The “Wisdom of Crowds” and Social Media Research Strategy
A few posts back, I wrote about the interdependence of communication and feedback in a social media listening strategy. That’s why I couldn’t pass up some commentary on this recent Wired article on a study that finds that sharing information actually reduces the “wisdom of crowds”.
This finding provides an intentional instance of the “observer effect” bias addressed in the earlier post, in which interaction with a population shapes the results coming from that population. In social media engagement, interaction with the population we want to learn from (through our listening program and other social media research) is unavoidable, thus, we must design our interactions to elicit the best feedback possible by accounting for the observer effect. This recent insight into the accuracy of data culled from crowds must clearly be taken into account by anyone conducting opinion or preference research from social media conversations.
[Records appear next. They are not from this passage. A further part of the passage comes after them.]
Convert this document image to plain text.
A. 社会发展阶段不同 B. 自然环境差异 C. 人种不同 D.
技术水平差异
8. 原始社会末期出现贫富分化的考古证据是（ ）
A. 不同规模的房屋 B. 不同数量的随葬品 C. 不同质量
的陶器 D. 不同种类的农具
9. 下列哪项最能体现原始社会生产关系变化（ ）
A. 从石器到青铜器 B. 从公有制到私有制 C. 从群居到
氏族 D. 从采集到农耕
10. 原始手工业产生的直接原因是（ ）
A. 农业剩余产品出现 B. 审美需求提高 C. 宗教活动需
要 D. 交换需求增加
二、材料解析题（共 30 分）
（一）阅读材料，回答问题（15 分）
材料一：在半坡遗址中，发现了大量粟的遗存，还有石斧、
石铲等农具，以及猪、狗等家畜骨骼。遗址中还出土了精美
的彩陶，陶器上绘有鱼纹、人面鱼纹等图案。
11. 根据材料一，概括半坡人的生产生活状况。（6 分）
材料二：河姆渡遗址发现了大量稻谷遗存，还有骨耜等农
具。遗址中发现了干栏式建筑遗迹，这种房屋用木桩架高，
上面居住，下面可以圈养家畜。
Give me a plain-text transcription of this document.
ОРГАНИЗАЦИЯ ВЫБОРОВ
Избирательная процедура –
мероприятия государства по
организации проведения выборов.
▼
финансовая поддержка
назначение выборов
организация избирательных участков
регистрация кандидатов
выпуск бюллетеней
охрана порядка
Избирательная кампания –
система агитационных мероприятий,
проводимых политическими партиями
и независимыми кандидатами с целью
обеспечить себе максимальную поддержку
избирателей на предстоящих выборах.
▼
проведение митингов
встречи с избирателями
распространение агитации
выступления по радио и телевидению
The article succinctly defines crowd wisdom as “the statistical phenomenon by which individual biases cancel each other out, distilling hundreds or thousands of individual guesses into uncannily accurate average answers.” However, this only works when the answers provided by each individual have been independently established. Once respondents become aware of the answers provided by others, the average result becomes less accurate.
From the article:
The researchers attributed this to three effects. The first they called “social influence”: Opinions became less diverse. The second effect was “range reduction”: In mathematical terms, correct answers became clustered at the group’s edges. Exacerbating it all was the “confidence effect,” in which students became more certain about their guesses.
“The truth becomes less central if social influence is allowed,” wrote Lorenz and Rahut, who think this problem could be intensified in markets and politics — systems that rely on collective assessment.
I suggest that this problem can also be intensified in social media “communities” – where the collective assessment of a positive or negative attribute of a product/brand will present an inaccurate evaluation of the true average of individual views since opinions at the extreme will be observed, shared and amplified.